How one worldly musician seeks to propel his career through collaboration
By Forrest Cook
Arlington-based SYLA Media is preparing to touch down on home soil like a space-aged planetary rover with a bag full of alien produce. SYLA is an acronym that stands for Support Your Local Artist, and—no otherworldly concept, rest assured.
The idea is to cast an all-encompassing net over DFW’s artistic community through collaboration and aid in purveying culture to the masses where artists frequently struggle to break ground on a single release. The mastermind behind its conception is Oladipo Oyediran, or Ladi (pronounced: Lah-dee) for short.
Ladi was raised in Nigeria, but in 2005 his parents decided to relocate to the DFW metroplex to benefit his education. He attended high school here and graduated UTA with a Bachelor’s in Mathematics in 2014.
“Nigeria used to have a solid education system,” he says, “but there’s a brain drain. People leave and don’t come back.”
He remembers having 24/7 electricity as a key development. In Nigeria it’s spotty, because the national power grid isn’t run well.
Once Oyediran achieved his parents’ dream of higher ed, he became an educator himself, teaching geometry in the DISD. In 2017 he accepted a job teaching at Lincoln School in Kathmandu, Nepal and relocated there with his then girlfriend Kayla Scales. It was there, the two formed the R&B duo, Igimèjí—one of many pieces to a larger SYLA puzzle. Those beginnings weren’t free of duress, however.

A little backstory: Kathmandu is one of the celebrated final destinations for freaked-out road-trippers of the 50’s and 60’s on the hippie trail.There, the Hindu Shivaratri Festival is held each year in which thousands of holy men and their devotees smoke weed to honor the god, Shiva. Despite this age-old tradition, pot is actually illegal in Nepal. It was banned in 1976 after years of pressure from you-know-who. Under Nixon, the U.S. had declared drug use “public enemy number one”.
“It’s definitely a weird contradiction they have developed in trying to keep up with the West but there is also a lot of corruption.” says Oyediran. “If you’ve never been to a country that doesn’t have a modernized government, there’s a weird balance to that corruption. Nigeria is like that too.”
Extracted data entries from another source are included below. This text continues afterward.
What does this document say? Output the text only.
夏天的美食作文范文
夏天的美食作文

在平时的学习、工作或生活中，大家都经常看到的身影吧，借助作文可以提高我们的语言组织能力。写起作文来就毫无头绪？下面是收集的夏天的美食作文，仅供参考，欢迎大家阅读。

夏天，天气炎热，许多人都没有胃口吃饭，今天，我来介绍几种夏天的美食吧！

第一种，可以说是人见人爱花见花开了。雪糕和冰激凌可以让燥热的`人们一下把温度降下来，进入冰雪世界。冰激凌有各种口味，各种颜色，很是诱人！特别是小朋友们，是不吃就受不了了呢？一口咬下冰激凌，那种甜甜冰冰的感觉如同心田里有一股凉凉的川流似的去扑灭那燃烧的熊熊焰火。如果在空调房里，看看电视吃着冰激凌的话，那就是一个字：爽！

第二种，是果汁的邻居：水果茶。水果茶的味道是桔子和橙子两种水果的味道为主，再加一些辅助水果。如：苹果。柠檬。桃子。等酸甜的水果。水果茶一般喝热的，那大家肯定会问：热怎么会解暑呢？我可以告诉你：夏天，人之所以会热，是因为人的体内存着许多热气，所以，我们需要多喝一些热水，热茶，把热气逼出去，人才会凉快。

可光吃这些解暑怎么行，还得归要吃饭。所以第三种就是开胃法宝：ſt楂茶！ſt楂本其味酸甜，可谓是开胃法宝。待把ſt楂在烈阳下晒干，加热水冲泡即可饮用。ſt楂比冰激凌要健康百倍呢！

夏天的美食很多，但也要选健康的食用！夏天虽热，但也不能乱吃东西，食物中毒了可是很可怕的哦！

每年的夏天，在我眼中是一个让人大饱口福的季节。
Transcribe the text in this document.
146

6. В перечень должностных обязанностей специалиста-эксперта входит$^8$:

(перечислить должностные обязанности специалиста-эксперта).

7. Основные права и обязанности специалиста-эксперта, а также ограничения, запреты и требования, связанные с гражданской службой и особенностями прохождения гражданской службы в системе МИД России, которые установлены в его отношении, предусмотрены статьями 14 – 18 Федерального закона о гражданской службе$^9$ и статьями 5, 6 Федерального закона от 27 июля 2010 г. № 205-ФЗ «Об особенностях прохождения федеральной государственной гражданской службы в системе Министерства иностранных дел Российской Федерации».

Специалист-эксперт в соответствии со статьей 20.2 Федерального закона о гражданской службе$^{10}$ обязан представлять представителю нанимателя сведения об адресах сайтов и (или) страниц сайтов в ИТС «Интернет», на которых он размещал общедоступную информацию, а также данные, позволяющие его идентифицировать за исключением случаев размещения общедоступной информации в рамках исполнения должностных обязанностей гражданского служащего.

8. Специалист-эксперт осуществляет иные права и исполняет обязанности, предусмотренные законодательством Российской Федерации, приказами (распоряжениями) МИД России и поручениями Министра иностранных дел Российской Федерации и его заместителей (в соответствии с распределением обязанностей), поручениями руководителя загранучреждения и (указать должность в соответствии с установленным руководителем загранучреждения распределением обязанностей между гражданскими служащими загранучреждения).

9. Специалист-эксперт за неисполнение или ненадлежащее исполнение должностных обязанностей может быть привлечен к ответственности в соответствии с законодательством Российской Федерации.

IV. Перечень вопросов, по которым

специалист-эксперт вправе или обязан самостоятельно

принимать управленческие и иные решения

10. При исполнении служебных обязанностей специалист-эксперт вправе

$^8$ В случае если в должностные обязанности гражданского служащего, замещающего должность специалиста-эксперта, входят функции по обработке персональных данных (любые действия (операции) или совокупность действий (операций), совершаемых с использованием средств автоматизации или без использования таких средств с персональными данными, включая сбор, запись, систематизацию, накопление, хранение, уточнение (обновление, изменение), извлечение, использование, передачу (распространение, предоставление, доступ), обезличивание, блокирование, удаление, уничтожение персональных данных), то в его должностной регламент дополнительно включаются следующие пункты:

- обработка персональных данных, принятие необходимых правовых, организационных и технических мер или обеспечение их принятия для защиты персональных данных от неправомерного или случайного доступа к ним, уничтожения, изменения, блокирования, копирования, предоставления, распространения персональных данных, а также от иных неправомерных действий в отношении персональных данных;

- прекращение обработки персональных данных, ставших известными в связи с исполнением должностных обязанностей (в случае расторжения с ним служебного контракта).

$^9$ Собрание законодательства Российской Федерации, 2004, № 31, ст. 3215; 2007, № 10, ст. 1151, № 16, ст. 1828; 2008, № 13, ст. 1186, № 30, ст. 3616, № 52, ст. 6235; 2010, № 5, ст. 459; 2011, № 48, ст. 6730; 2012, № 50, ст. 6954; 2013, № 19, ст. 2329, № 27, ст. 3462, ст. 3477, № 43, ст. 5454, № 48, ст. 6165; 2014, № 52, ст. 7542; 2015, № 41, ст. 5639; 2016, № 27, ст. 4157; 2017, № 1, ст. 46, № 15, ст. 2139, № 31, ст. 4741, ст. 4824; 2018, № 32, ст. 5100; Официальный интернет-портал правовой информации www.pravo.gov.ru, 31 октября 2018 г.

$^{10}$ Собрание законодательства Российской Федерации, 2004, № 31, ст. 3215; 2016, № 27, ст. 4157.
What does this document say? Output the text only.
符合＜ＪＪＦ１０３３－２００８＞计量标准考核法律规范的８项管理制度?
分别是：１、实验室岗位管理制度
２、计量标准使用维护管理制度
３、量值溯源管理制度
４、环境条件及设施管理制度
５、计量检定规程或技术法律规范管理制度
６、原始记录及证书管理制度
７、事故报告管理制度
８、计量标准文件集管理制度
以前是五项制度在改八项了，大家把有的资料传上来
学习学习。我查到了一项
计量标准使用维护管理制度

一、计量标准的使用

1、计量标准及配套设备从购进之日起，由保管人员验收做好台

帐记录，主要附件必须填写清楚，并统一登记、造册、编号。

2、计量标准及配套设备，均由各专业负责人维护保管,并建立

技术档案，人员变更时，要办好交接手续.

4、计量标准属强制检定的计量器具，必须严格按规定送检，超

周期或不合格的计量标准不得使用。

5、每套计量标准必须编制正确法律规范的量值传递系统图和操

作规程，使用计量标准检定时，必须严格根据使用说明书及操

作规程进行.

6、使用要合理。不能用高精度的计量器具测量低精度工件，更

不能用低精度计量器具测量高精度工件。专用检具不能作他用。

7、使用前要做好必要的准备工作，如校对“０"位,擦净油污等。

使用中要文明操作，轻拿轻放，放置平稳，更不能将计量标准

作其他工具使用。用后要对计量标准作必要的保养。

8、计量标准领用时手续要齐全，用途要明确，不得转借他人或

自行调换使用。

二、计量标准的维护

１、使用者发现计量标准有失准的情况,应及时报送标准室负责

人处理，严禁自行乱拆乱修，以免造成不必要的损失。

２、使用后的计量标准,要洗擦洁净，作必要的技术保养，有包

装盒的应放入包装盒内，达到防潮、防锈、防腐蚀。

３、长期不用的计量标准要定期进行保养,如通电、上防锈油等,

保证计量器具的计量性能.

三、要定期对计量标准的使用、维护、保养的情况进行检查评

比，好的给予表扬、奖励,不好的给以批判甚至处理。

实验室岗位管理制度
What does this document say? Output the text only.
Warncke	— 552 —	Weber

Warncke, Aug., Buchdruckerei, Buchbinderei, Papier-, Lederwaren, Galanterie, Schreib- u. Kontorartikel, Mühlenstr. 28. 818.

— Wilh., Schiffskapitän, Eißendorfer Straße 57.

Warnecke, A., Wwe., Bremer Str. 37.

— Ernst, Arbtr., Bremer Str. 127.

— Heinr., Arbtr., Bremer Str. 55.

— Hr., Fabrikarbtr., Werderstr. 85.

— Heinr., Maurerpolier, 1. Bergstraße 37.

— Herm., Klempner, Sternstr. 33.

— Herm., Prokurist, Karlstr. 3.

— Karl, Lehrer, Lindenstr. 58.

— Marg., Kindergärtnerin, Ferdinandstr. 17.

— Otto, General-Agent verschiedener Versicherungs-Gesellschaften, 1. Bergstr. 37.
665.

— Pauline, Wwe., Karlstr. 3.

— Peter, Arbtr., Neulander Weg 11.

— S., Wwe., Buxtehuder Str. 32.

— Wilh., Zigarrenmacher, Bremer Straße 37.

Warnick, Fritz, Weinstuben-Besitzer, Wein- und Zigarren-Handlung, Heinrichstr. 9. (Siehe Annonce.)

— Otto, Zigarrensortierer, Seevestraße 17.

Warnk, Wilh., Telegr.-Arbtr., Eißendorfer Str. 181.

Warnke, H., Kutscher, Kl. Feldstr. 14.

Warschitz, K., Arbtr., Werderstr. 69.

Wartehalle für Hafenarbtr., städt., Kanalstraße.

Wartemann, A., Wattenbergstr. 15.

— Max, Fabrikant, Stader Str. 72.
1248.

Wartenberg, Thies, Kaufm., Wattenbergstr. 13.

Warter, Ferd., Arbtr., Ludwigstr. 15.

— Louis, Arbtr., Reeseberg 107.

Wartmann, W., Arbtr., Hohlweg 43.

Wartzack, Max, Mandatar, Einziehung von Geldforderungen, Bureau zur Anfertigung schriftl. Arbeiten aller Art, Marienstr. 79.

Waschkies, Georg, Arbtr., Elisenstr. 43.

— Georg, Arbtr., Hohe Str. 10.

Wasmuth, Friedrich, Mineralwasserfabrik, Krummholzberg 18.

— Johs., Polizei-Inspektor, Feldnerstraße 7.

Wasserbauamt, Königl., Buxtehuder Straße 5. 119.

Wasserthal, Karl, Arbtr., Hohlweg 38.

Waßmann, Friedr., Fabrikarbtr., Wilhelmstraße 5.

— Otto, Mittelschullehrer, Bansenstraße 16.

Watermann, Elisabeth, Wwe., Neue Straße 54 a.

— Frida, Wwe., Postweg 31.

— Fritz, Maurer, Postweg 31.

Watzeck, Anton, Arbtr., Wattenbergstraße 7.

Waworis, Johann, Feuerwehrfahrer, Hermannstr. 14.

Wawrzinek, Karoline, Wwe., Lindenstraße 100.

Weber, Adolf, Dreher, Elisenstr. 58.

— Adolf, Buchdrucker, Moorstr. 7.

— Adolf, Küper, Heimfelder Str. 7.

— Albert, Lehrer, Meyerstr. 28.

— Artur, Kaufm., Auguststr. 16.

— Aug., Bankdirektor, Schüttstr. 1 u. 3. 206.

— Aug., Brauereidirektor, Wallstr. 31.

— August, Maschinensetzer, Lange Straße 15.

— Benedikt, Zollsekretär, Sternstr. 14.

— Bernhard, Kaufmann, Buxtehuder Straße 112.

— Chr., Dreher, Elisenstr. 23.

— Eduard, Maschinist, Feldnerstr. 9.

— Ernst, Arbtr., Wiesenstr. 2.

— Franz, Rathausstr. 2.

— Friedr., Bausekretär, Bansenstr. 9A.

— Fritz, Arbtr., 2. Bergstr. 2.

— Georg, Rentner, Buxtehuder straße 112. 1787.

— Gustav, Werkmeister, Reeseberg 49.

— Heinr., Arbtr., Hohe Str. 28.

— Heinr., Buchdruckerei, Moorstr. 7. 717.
Festival or not, Ladi was arrested in Nepal for possession of hash, and sentenced to a short prison stint—after already spending a month in jail while the investigation was underway. Ladi says it was during this time where his true artistic transformation took place.
“Between jail and prison I was on bail for a month and a half while they investigated. In that time I did as much damage as I could in the Nepal scene…Busking and performing,” he adds.
He was left on desperate terms without a job or place to stay. Dead in the water, if not for the kindness of the people he met there. Then there was inspiration from his musical partner, Kayla.
“She was with me through all of that. We made music through all of that,” he says.
He describes Nepal’s prison as a self-sufficient town run by older prisoners who have been there the longest.
“The ones who have long sentences basically run it,” he remembers. “You can go where you want within the prison, you just can’t go beyond the four walls. I met some Nigerians there. It was interesting to say the least.”

When Ladi returned to Texas in 2018, he joined up with the group Famous Exchange and dropped a single “Emocean” which currently has over 600,000 plays on Spotify. At present those members are prioritizing other projects.
So what’s this SYLA business about? Until it becomes an LLC, it remains an idea based in collaboration. It’s a figurative umbrella Oyediran is attempting to gather his artistic cronies under to showcase their body of work. This offers creative people a simplified means to build a music portfolio.
“It doesn’t have to be perfect. It’s to get all those people’s art out there,” he iterates. “So we can say, ‘look what we created. This is our style’”
So far, this concept has manifested itself in The Syla Album Vol. 1, released last year. That album features Ladi playing his beautiful black Airline Eastwood through an Orange/Marshall half-stack. With Blakk Mambo on bass and Dallas rapper Justin King on drums. The collaboration is a soulful blend of smooth jazz, funk and african influences with spoken-word embellishments courtesy of Preach The Poet.
It’s made up of local musicians and is available through any of their independent Spotify channels. Part of Ladi’s plan is that all of these artists be cross-referenced with each other through the algorithms of each unique streaming service. This, to intermingle and boost fan-bases and ultimately get more people to listen to the music.
“I use it as a driving force to push other artists,” Oyediran says. “I manage the project, tag people’s BMI’s, and put everything together. Different poets. Different musicians.”
On February 14 a precursor to Syla Album Vol. 2 was released featuring spoken word artists Trang Quýnh Thị Vũ and Sin. The rest of that album is set to drop in March.
“I’m doing what I can to pay my artists,” says Ladi. “I welcome the success of everyone I collaborate with. I feel in that sense that I am welcoming my success as well.”